Alliance, who said it does not supply pharmacies directly but supplies "all major wholesalers who in turn serve the UK community pharmacies," said its board of directors had “unanimously” recommended accepting the terms.
However, a company spokesperson confirmed to Independent Community Pharmacist the deal still needs shareholders’ approval and insisted that once ratified, it will not impact the supply of OTC and prescription medicines to pharmacies.
"DBAY Advisors’ proposed acquisition of Alliance Pharma PLC is subject to shareholder approval and other conditions typical of a transaction of this type," Alliance told ICP.
"No impact on the supply of OTC products and prescription medicines is expected during the proposed acquisition or following the acquisition if it completes.
"Alliance’s board of directors has recommended that shareholders vote in favour of the acquisition as it will enable Alliance to accelerate its strategy to grow through increased investment in new product innovation and development, M&A and expansion into new markets."

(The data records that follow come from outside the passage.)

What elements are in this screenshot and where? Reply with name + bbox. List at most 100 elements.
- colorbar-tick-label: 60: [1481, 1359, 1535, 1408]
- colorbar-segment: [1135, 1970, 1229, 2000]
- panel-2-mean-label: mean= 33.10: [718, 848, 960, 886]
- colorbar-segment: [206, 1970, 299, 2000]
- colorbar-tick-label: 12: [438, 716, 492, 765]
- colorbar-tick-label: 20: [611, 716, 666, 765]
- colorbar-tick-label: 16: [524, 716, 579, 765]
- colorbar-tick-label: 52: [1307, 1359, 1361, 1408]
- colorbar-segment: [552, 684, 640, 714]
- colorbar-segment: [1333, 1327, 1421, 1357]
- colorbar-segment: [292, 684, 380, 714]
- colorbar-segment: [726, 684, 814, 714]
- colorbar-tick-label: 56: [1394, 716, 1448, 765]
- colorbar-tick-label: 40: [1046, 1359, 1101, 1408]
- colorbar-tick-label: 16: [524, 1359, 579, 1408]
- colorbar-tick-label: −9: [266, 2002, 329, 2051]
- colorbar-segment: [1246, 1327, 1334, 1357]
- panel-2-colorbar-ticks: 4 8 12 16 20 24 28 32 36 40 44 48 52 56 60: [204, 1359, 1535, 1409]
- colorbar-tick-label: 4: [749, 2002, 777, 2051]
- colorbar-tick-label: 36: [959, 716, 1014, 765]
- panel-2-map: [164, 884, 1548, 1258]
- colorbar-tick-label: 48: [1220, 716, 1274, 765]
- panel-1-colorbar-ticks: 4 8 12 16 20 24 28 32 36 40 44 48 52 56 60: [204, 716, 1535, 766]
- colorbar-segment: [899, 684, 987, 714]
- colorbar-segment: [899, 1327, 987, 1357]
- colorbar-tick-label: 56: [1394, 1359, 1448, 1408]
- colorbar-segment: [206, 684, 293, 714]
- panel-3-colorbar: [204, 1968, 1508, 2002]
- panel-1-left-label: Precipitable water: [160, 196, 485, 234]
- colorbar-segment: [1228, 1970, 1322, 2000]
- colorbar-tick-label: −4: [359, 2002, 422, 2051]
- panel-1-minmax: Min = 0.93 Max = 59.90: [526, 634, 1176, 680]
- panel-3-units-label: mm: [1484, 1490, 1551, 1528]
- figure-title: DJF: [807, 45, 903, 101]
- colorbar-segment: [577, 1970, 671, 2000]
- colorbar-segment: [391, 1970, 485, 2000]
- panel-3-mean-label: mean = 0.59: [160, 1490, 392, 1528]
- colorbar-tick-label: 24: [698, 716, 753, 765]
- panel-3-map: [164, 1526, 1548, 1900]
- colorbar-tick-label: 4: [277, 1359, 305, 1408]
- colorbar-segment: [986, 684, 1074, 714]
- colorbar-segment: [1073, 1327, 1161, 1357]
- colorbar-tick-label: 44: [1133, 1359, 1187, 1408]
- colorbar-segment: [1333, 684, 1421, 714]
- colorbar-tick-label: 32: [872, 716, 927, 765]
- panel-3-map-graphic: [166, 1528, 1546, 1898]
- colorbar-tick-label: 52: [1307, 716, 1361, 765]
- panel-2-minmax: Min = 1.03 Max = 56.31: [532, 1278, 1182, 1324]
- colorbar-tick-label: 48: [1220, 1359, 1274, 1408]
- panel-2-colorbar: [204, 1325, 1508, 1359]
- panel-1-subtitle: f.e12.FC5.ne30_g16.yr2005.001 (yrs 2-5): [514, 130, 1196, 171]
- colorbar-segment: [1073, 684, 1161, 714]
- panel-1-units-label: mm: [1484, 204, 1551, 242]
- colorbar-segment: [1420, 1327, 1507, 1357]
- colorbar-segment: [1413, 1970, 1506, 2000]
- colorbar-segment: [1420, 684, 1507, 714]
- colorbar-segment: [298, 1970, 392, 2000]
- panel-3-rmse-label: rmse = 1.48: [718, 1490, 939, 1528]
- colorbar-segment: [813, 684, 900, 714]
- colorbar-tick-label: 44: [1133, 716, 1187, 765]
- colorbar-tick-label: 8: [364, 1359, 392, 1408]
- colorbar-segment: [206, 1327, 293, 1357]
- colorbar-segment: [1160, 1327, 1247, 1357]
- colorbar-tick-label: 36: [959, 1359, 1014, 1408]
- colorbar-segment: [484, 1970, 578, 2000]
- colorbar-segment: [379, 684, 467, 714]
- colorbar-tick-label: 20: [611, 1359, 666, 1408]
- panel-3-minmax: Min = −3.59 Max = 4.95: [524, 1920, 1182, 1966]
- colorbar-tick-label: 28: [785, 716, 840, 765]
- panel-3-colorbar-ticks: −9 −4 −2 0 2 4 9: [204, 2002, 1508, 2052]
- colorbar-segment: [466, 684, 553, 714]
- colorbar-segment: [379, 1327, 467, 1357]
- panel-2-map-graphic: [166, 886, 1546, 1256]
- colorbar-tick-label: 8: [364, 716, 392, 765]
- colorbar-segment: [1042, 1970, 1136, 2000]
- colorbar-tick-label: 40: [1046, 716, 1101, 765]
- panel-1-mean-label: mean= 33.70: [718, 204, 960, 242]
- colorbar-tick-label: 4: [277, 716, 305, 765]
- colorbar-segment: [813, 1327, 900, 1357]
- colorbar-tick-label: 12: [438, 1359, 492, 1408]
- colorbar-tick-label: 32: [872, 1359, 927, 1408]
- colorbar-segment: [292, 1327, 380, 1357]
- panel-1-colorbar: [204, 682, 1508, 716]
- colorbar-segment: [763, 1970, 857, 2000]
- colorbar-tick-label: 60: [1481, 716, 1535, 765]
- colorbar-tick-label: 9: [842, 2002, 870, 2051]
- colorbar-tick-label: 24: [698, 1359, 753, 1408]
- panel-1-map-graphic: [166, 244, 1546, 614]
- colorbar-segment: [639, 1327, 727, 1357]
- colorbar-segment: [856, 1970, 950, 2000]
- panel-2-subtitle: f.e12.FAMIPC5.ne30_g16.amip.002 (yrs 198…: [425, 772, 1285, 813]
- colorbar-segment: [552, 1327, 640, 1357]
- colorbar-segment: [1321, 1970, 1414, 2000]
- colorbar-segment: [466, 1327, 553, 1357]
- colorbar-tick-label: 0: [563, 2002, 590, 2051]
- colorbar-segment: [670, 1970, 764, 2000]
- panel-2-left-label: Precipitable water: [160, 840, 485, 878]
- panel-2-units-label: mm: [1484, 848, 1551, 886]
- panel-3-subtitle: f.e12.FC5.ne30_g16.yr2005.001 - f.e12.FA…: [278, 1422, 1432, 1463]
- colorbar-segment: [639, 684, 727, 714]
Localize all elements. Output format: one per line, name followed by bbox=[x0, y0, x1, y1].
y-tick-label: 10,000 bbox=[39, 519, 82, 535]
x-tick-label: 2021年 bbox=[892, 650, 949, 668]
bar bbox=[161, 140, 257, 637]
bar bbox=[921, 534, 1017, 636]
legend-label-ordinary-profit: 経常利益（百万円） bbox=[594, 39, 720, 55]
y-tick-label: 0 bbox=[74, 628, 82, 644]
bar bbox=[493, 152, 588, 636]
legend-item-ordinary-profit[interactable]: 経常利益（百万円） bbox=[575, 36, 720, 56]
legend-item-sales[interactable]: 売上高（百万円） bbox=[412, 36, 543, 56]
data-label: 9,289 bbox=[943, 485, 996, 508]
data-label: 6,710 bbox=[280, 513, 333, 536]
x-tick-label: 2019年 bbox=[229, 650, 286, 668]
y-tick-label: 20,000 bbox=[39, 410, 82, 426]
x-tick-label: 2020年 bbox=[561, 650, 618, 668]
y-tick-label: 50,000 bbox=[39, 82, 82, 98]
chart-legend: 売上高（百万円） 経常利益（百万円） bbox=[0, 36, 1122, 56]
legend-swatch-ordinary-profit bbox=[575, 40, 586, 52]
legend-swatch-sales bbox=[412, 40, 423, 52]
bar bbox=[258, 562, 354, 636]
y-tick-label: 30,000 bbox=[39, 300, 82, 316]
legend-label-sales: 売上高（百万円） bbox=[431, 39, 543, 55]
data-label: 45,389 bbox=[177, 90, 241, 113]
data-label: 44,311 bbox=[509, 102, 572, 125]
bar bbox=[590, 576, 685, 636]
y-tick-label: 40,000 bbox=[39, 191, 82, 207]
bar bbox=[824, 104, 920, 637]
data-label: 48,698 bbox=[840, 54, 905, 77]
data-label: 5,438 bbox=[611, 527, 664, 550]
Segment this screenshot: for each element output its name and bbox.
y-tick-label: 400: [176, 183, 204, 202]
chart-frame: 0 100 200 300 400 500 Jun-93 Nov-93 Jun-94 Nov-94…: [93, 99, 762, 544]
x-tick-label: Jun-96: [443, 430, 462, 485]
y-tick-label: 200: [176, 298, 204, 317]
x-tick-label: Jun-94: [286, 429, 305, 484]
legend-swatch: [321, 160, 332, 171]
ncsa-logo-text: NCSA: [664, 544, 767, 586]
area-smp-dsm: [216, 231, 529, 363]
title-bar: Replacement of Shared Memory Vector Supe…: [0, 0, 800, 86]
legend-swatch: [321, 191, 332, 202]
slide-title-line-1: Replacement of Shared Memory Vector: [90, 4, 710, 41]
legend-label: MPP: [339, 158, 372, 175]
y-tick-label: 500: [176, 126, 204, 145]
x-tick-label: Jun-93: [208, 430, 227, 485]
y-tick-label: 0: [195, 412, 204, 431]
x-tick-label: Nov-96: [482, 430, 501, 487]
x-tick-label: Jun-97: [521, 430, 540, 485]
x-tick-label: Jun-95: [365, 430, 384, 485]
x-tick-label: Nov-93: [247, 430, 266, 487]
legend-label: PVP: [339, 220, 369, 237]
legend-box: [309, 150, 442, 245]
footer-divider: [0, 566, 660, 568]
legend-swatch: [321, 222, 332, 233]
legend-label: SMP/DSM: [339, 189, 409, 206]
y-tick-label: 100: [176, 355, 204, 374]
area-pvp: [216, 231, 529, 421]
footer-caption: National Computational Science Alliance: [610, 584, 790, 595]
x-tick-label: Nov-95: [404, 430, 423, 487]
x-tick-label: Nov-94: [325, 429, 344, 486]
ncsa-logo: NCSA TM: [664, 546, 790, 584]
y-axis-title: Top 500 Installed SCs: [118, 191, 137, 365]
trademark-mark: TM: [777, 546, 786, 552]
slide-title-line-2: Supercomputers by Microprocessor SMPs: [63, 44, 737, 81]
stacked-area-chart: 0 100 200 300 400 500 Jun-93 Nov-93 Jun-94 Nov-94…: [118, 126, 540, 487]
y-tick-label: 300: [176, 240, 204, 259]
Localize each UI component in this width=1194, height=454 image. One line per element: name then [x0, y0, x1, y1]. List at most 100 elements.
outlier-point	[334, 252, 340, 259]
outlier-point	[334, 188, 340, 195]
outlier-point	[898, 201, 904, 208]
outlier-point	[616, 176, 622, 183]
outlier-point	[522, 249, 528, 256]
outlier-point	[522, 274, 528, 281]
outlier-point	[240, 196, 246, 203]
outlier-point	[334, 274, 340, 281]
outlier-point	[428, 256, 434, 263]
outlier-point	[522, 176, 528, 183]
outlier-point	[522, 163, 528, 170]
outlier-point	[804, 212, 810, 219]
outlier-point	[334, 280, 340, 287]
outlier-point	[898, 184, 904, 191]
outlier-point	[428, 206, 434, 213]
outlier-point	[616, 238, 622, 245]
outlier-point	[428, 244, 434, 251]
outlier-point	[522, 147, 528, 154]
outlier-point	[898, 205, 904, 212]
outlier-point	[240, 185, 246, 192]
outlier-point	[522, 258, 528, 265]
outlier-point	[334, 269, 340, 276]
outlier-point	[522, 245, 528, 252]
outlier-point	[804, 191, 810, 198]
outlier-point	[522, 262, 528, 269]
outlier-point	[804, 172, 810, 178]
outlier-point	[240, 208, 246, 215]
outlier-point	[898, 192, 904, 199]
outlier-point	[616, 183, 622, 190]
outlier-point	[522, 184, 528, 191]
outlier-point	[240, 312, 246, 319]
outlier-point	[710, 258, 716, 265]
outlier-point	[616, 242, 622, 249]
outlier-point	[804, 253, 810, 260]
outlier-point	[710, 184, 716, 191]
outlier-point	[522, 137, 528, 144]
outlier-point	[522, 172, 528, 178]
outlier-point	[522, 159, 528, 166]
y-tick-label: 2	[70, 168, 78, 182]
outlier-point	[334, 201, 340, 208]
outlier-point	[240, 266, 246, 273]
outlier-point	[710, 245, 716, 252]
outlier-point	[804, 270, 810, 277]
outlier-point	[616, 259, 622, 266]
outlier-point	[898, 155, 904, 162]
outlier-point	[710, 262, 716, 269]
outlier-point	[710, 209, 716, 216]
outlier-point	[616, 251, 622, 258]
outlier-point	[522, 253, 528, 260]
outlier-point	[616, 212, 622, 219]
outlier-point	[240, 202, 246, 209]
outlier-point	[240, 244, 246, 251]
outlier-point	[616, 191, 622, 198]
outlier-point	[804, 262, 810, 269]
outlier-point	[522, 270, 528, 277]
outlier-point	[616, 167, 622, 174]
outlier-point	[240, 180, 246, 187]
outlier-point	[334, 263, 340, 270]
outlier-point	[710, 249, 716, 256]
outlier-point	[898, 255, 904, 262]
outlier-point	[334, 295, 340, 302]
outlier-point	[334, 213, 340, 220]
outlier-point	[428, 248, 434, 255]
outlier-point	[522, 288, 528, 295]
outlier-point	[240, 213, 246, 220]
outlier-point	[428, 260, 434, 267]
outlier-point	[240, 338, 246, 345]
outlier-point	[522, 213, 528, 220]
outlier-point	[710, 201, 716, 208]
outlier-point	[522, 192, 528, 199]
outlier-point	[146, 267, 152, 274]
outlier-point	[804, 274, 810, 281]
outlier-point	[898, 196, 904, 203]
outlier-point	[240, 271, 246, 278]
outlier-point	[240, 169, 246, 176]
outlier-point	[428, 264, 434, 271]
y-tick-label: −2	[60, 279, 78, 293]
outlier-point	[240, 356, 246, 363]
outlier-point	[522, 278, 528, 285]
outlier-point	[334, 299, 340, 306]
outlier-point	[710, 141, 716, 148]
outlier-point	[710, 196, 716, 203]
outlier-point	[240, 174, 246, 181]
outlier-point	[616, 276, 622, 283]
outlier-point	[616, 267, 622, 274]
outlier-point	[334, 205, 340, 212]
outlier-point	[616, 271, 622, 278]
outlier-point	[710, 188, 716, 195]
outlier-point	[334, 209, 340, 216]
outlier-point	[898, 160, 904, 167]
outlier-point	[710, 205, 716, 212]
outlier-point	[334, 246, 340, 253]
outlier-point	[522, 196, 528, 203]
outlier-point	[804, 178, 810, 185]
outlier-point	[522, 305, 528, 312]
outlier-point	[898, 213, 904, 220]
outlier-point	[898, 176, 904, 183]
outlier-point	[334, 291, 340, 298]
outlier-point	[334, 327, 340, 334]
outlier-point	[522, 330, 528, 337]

DBAY Advisors is based in the Isle of Man and already holds a 27.9 per cent stake in Alliance, which has been listed on London's alternative investment market since 2003 but is set to leave the public markets.
Alliance has had a difficult last few years. The Competition and Markets Authority fined it £7.9 million in February 2022 for alleged anti-competitive behaviour, although that was eventually overturned following an appeal.
In May 2024, Alliance’s long-serving chief executive Peter Butterfield stepped down following delays to the publication of its 2023 financial results, although at the time, the company said his departure was not related to those delays.
In a note released on Friday, the investment bank Peel Hunt said: “We have recognised for some time that Alliance has faced challenges in executing a growth strategy and getting full value from its legacy roll-ups, such that it was difficult to imagine management being given a remit to do more on public markets.”
The note also contained a statement from DBAY who said: “Alliance needs to implement a range of operational and strategic initiatives, in conjunction with a period of accelerated investment and selective acquisitions of complementary products, in order to fulfil the growth potential of the business.”
According to Forbes, DBAY’s “partner in the deal” is Edmond de Rothschild’s ERES IV fund.